Published on : Wednesday, February 15, 2017
Butte County Sheriff Kory Honea told that the evacuation order has been reduced to an evacuation warning after water management officials drained enough water from the Oroville Dam. the pressure was relieved and averted any scope of major catastrophe.
The warning means that people can return home but should be prepared to evacuate again if necessary, Honea said. More than 188,000 people were ordered to evacuate who were living down river from the dam.
Both the primary and backup drainage channels of the dam, known as spillways, were damaged after a build-up of water that resulted from an extraordinarily wet winter in Northern California that followed years of severe drought. However, the greatest danger came from the emergency spillway, which is damaged, but the officials said that they are still useable.

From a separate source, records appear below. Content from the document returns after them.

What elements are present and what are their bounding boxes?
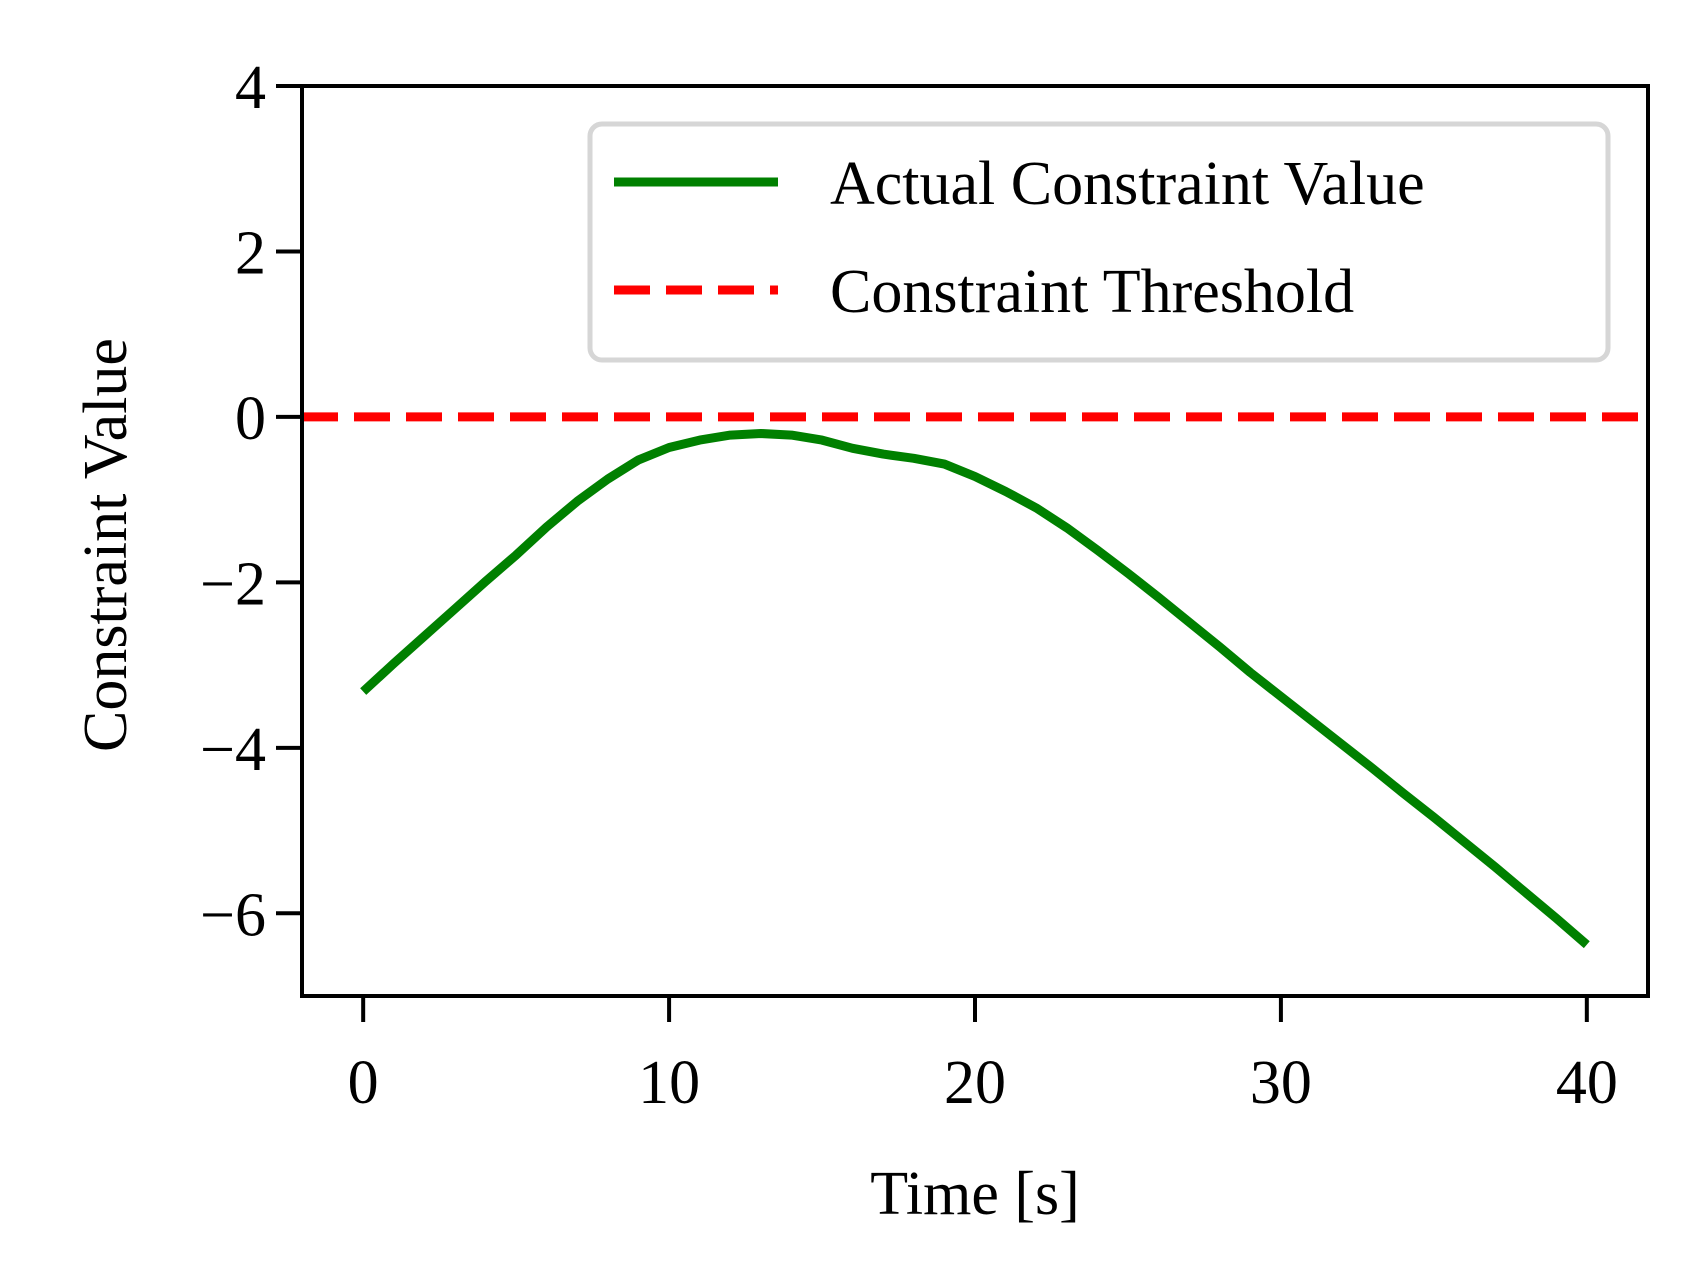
y-tick-label: 0 [235, 385, 266, 453]
legend: Actual Constraint Value Constraint Thresh… [587, 121, 1611, 363]
x-axis-label: Time [s] [870, 1160, 1080, 1228]
series-line-actual [360, 429, 1590, 949]
y-tick-label: −6 [200, 881, 266, 949]
x-tick-label: 0 [348, 1049, 379, 1117]
y-tick-label: −4 [200, 716, 266, 784]
x-tick-label: 40 [1556, 1049, 1618, 1117]
y-tick-label: −2 [200, 550, 266, 618]
y-tick-label: 2 [235, 219, 266, 287]
legend-entry-label: Actual Constraint Value [830, 150, 1425, 218]
legend-box [587, 121, 1611, 363]
x-tick-label: 20 [944, 1049, 1006, 1117]
legend-entry-label: Constraint Threshold [830, 258, 1354, 326]
y-tick-label: 4 [235, 54, 266, 122]
series-lines [302, 412, 1648, 949]
x-tick-label: 10 [638, 1049, 700, 1117]
y-axis-label: Constraint Value [72, 338, 140, 752]
x-tick-label: 30 [1250, 1049, 1312, 1117]
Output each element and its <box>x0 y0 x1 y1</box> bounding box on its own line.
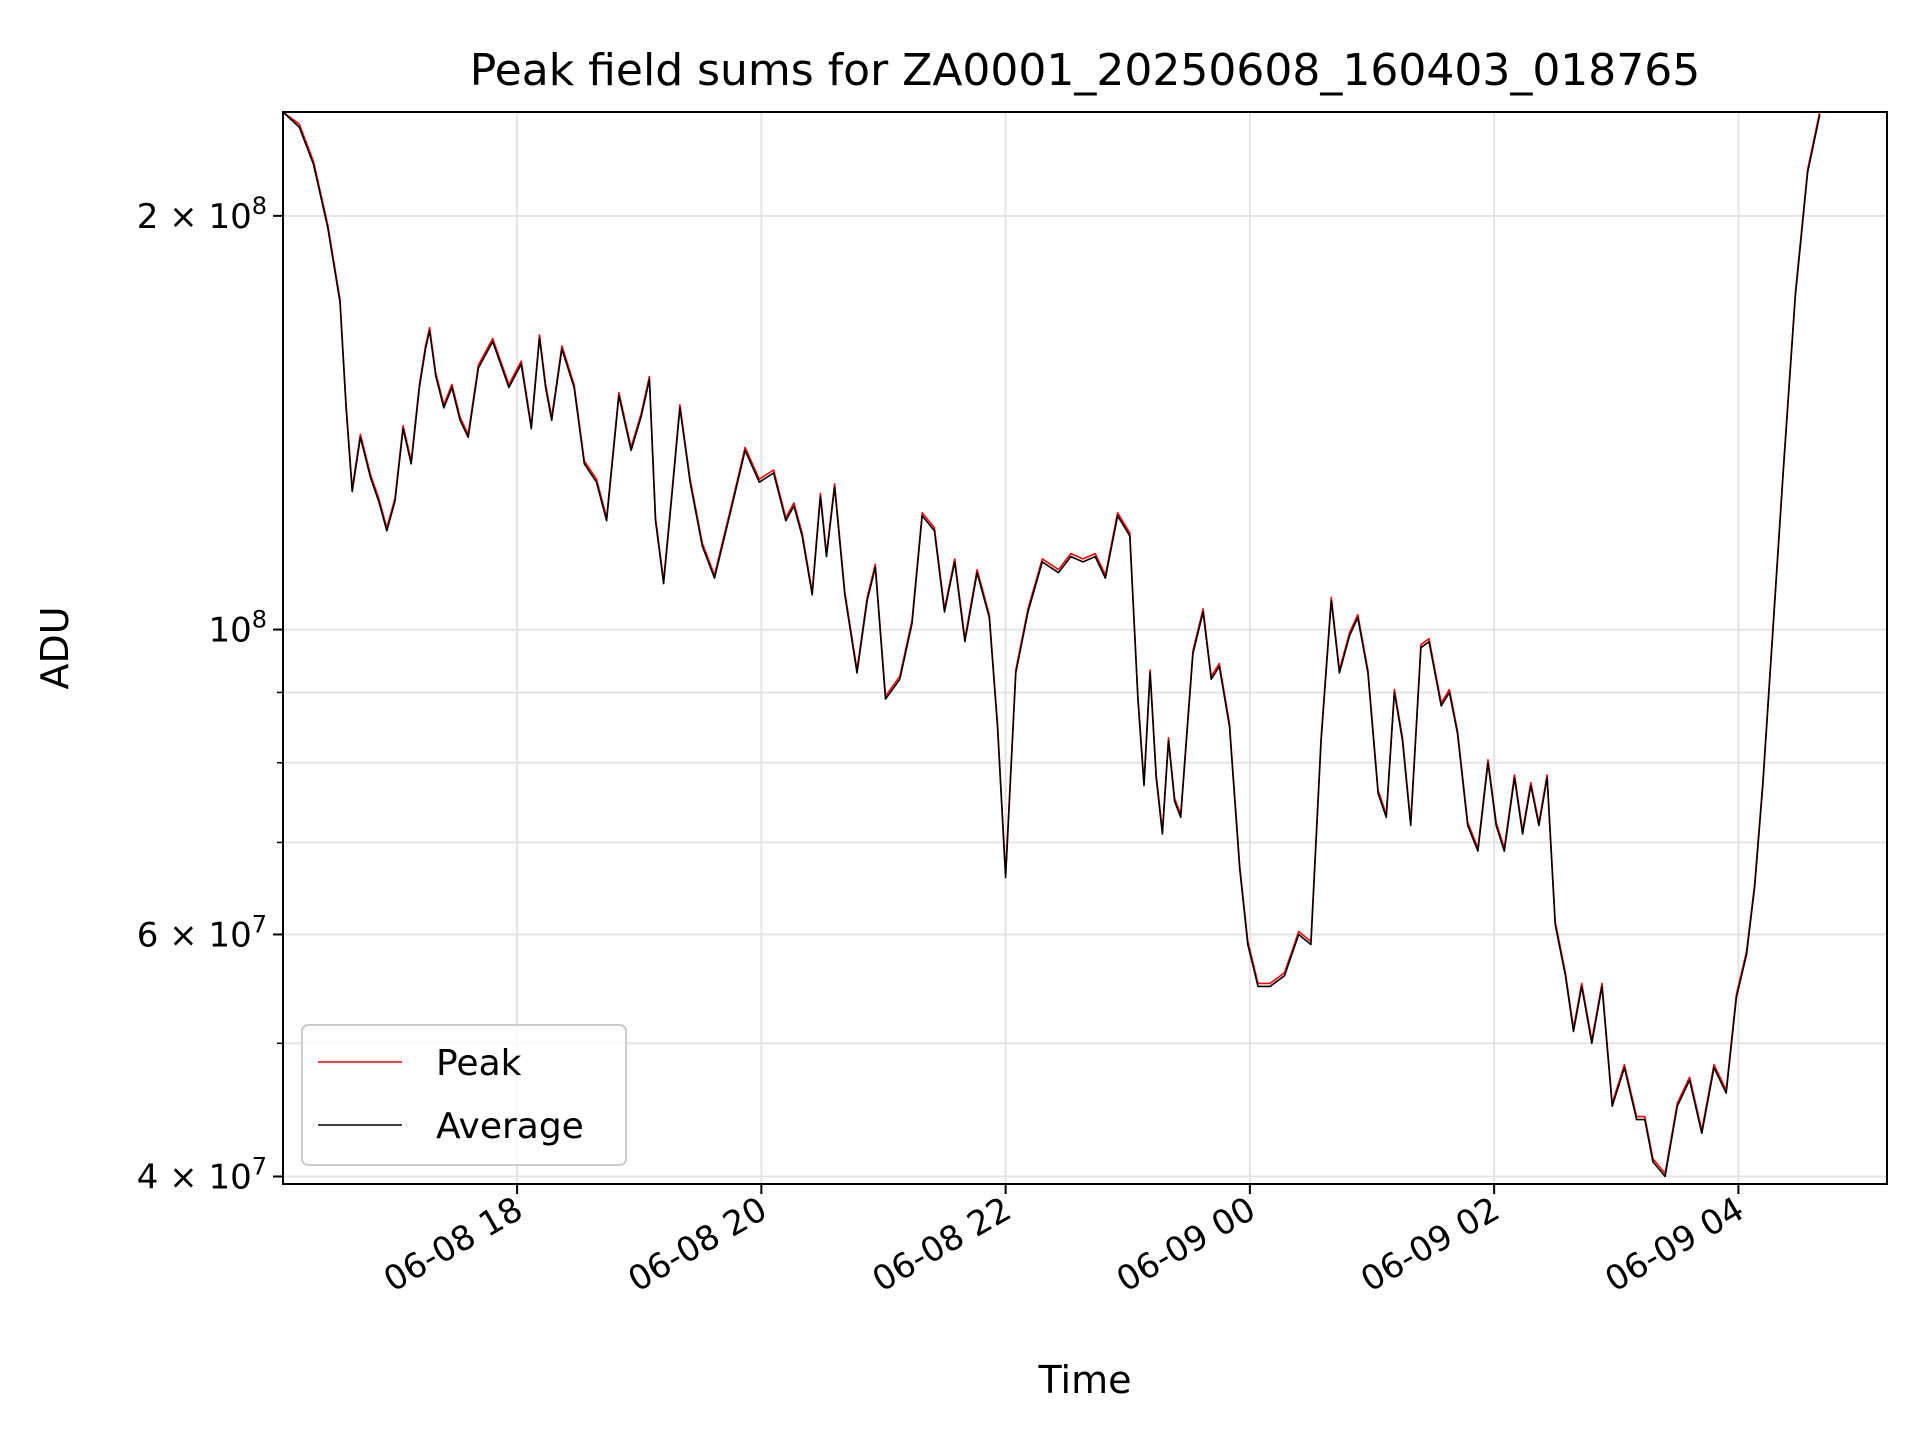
y-tick-label: 6 × 107 <box>137 910 267 955</box>
y-tick-exponent: 7 <box>252 1152 267 1180</box>
y-tick-label: 4 × 107 <box>137 1152 267 1197</box>
chart-title: Peak field sums for ZA0001_20250608_1604… <box>470 45 1701 96</box>
grid <box>283 112 1887 1184</box>
y-tick-label: 2 × 108 <box>137 192 267 237</box>
x-axis-label: Time <box>1038 1358 1132 1402</box>
y-tick-exponent: 8 <box>252 606 267 634</box>
y-axis-label: ADU <box>33 606 77 689</box>
plot-lines <box>282 111 1821 1178</box>
legend-average-label: Average <box>436 1106 584 1147</box>
axes-frame <box>282 111 1888 1185</box>
legend-box <box>301 1024 627 1166</box>
y-tick-exponent: 7 <box>252 910 267 938</box>
legend: Peak Average <box>301 1024 627 1166</box>
y-tick-exponent: 8 <box>252 192 267 220</box>
legend-peak-label: Peak <box>436 1043 522 1084</box>
average-series-line <box>282 111 1821 1178</box>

Honea said that timely action by the department to shore up both spillways while also relieving pressure on the dam averted the immediate danger of a dam failure.
State officials used 40 trucks carrying 30 tons of rock per hour to reinforce the eroded area while two helicopters dropped rock and other materials into the breach. William Croyle, acting director of the Department of Water Resources said that they are aggressively attacking the erosion concerns that have been identified.
California Governor Jerry Brown on Monday sent a letter to U.S. President Donald Trump asking him to issue an emergency declaration, which would open up federal assistance for the affected communities.